Currently, the content sitting on the platform comes from the other half-dozen social channels run by Lad Bible. Videos like “Who knows the Drake Hotline Bling Dance,” and “Chilli Challenge” are both roughly two and a half minutes long and sit on its own site and Facebook.
According to the company, which has grown from 25 to 70 people in a year, it delivers around 750 million video views a month across these social platforms; on Facebook, it averages 3 million views per video. The next few months will be a testing phase for the brand and what its audiences want from the bigger screen.
Mimi Turner, marketing director for Lad Bible, explained that longer videos between 15 and 30 minutes created especially for the platform will land in the coming months as the company builds out its strategy.
“We talk a lot about channels and technology,” she said, “but different platforms have different emotions. We’re thinking about what’s the mood that someone is in to go into this channel.”
These figures come just weeks after Lad Bible announced plans to hire outgoing Vice editor Ian Moore. He told Digiday he will be drawing on his experience at Vice to cover more investigative features, taken from stories suggested by the community.
Youth-focused media company Vice has also been moving aggressively into the TV market to reach younger audiences, planning to launch a dozen channels in Europe in the next year, movement that Vice chief Shane Smith is calling “fast and furious.”
Still, it may take some time before its longer-form content rehabilitates the less mature aspects of the Lad Bible’s bawdy brand — especially when it comes to attracting advertisers, said Will Frappell, head of investment at digital agency Essence. “More premium environments such as Vice can reach the same audience without the quality concerns,” he added. “There’s an opportunity there for Lad Bible, but it’s so far unproven.”
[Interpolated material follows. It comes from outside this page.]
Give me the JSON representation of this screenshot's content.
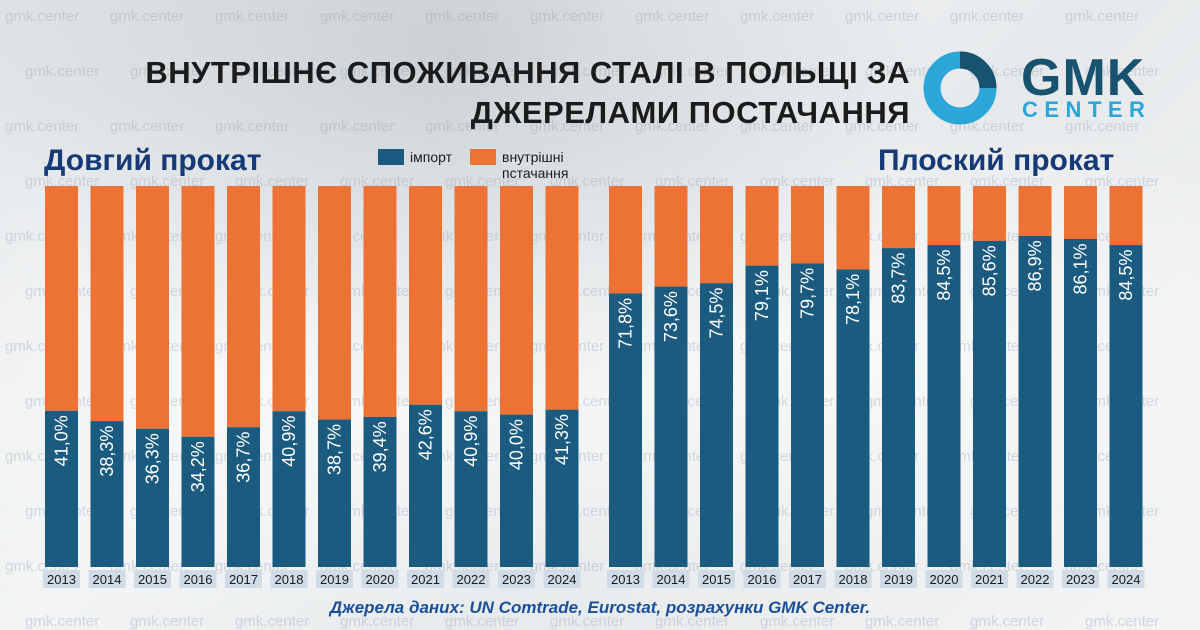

But David Carr, strategy director at digital agency DigitasLBi, thinks Lad Bible’s opportunity lies not in imitating apps like Vice, HBO or Netflix — but rather in challenging them. Carr sees opportunities for Lad Bible to add interactive elements, experiment with Siri or offer more personalized content based on whose devices are in the room, to really stand out from the 1,000 other apps and media options on Apple TV.
“Instead of trying to ape the aesthetics of what went before,” he said, “maybe we should look at a new way.”